Thursday, June 04, 2009

Messed Up

I know, it's been a while, again. I haven't forgotten about my blog, I just haven't been super motivated to write anything while I've been here. I'm up at camp again and I've just been getting settled in and spending time with friends. But I have something to write about now. I guess technically I have a few things to write about, but I'm choosing to write about this one thing in particular.

So yesterday I was on youtube, and myspace, and all sorts of other websites trying to find good music videos. I was trying to find music videos that actually say something, that weren't made by your friend back home with iMovie and a makeshift green screen... although I'm sure your friend is very talented. Anyways, I stumbled upon this one video with Matisyahu and Trevor Hall. I love Matisyahu, but I had no idea who Trevor Hall was, and I was pretty sure it wasn't the same Trevor Hall I went to middle school with. So I'm listening to the song and watching the video that goes with it, and it's not your standard video, it's more of an explanation of where the song came from and the writing process while they showed it being recorded. You could tell pretty early on that Trevor had some less... conventional views.

take me to the table where we all dine together
pluck me from the crowd and return me to my sender
whatever path you follow for sure until tomorrow
love all serve all and create no sorrow
so many rivers but they all reach the sea
you're telling me it's different but i just don't believe
love is the goal yes and everyone shall reach it
whoever seeks it seen and unseen
i don't want to reason anymore about the one i love, the one i love
i don't want to reason anymore about God above, God above
I just want to melt away in all this grace, drift away to this sacred place
where there's no more you and me, no more they and we
just unity
Then Matisyahu comes in, and I can't figure out what all of his lyrics are so I'm not going to try. I'm fascinated by this song on so many levels. It's coming out of a deeply personal space for both artists, but they are coming from two perspectives that just seem so different. Matisyahu is a Hasidic Jew and knows his Torah and his Talmud. Trevor seems to be spiritual, but unaffiliated. Perhaps Buddhist, but I can't say for certain. I think it's incredible that two people who come from such different backgrounds can join together and write a piece of music about the very subject that makes them different.
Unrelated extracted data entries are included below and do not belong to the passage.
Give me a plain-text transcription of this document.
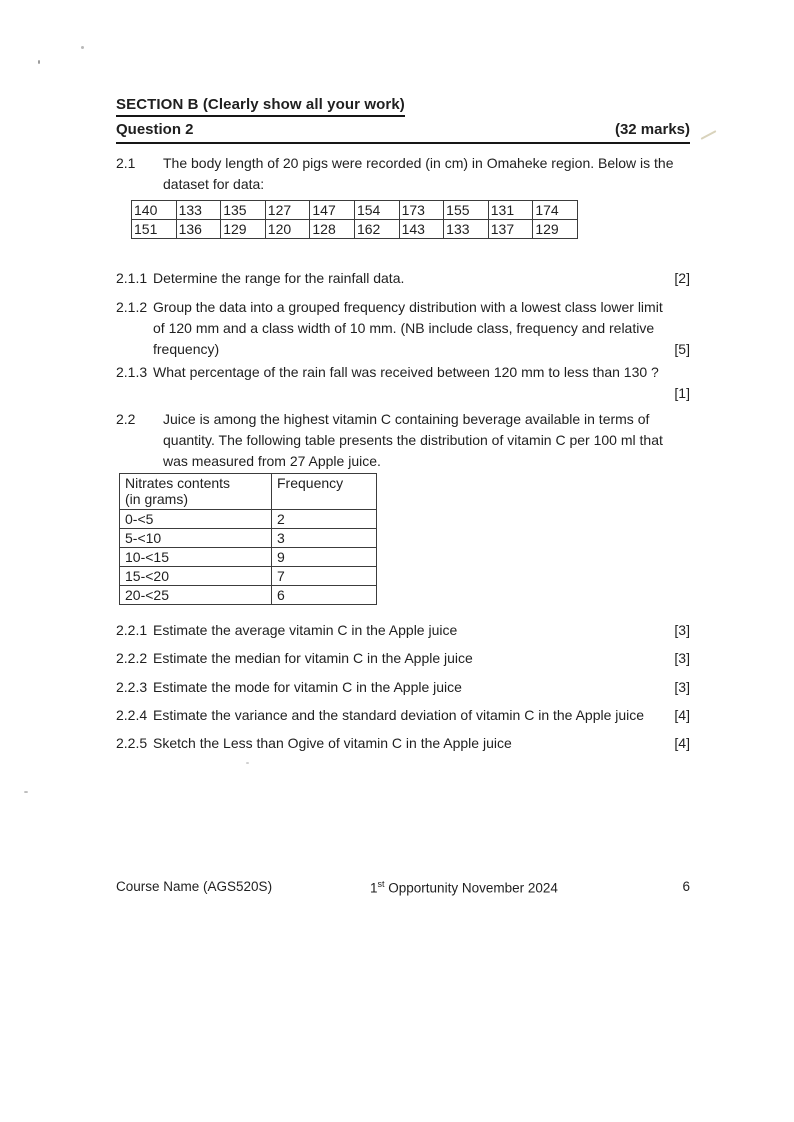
SECTION B (Clearly show all your work)
Question 2	(32 marks)
2.1 The body length of 20 pigs were recorded (in cm) in Omaheke region. Below is the
dataset for data:
140	133	135	127	147	154	173	155	131	174
151	136	129	120	128	162	143	133	137	129
2.1.1 Determine the range for the rainfall data.	[2]
2.1.2 Group the data into a grouped frequency distribution with a lowest class lower limit
of 120 mm and a class width of 10 mm. (NB include class, frequency and relative
frequency)	[5]
2.1.3 What percentage of the rain fall was received between 120 mm to less than 130 ?
[1]
2.2 Juice is among the highest vitamin C containing beverage available in terms of
quantity. The following table presents the distribution of vitamin C per 100 ml that
was measured from 27 Apple juice.
Nitrates contents
(in grams)	Frequency
0-<5	2
5-<10	3
10-<15	9
15-<20	7
20-<25	6
2.2.1 Estimate the average vitamin C in the Apple juice	[3]
2.2.2 Estimate the median for vitamin C in the Apple juice	[3]
2.2.3 Estimate the mode for vitamin C in the Apple juice	[3]
2.2.4 Estimate the variance and the standard deviation of vitamin C in the Apple juice	[4]
2.2.5 Sketch the Less than Ogive of vitamin C in the Apple juice	[4]
Course Name (AGS520S)	1st Opportunity November 2024	6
Listening to the song it's actually quite confusing because the first verse, sung by Trevor, seems incongruous with what the rest of the song is trying to say. It's apparent that he believes that there is no one way to heaven or to the afterlife or whatever is next, and that you'll get there no matter which path you take. I disagree with that. I've heard people take similar stances before, and have withheld comment just because I may not have been sure myself, or I may not have known what to say. As I was thinking about this yesterday, and trying to figure out why he thinks this way I realized something. He has this overwhelming love. It's even in the lyrics of the song. Love all, serve all. That's amazing. His love for everyone extends to a point where he wants everyone to have the same perfect after life. That perfection is where the problem is.

We're not good enough for heaven. We're just not. Heaven is perfect, and it only continues to be perfect as long as everything in it is perfect. Which we're not. It happens very early on, shortly after we're born, or maybe after we turn two... I'm not quite sure as I've only been directly involved in that process as a participant who doesn't remember much of it. Either way, we're not perfect. So we don't get to go to heaven. Nobody does. I don't think that the world realizes this. And when I say the world I'm definitely including Christians. So many of us act like we deserve to go to heaven. We are good people, we go to church, we've never done anything "that bad". It doesn't matter. We're not good enough. None of these paths are going to make us good enough.

Christianity is supposed to be the one that takes the focus off of us completely. It's not about who we are or what we've done. It's about who God is and what He's done. There's a whole new rant in here that I won't take the time to get in to, but I'll outline it. There's something wrong with the way I used to think. The way I sometimes still think. I don't know where it came from, but I feel like going to church didn't help it go away. I do things on my own a lot. When I do I get tired, and burnt out, and realize that I haven't been doing it right. When I give up my own involvement in things I find that God takes over in some strange way that I never expect, and things don't necessarily go the way I planned for them to, but they always seem to work out somehow. I just get so wrapped up in myself.

That's where I was trying to get to earlier. This song has some good stuff in it. We are all the same. But we're not all the same in finding the afterlife. We're all the same in not deserving it. We're all part of the same flawed, imperfect group. That's where we have unity.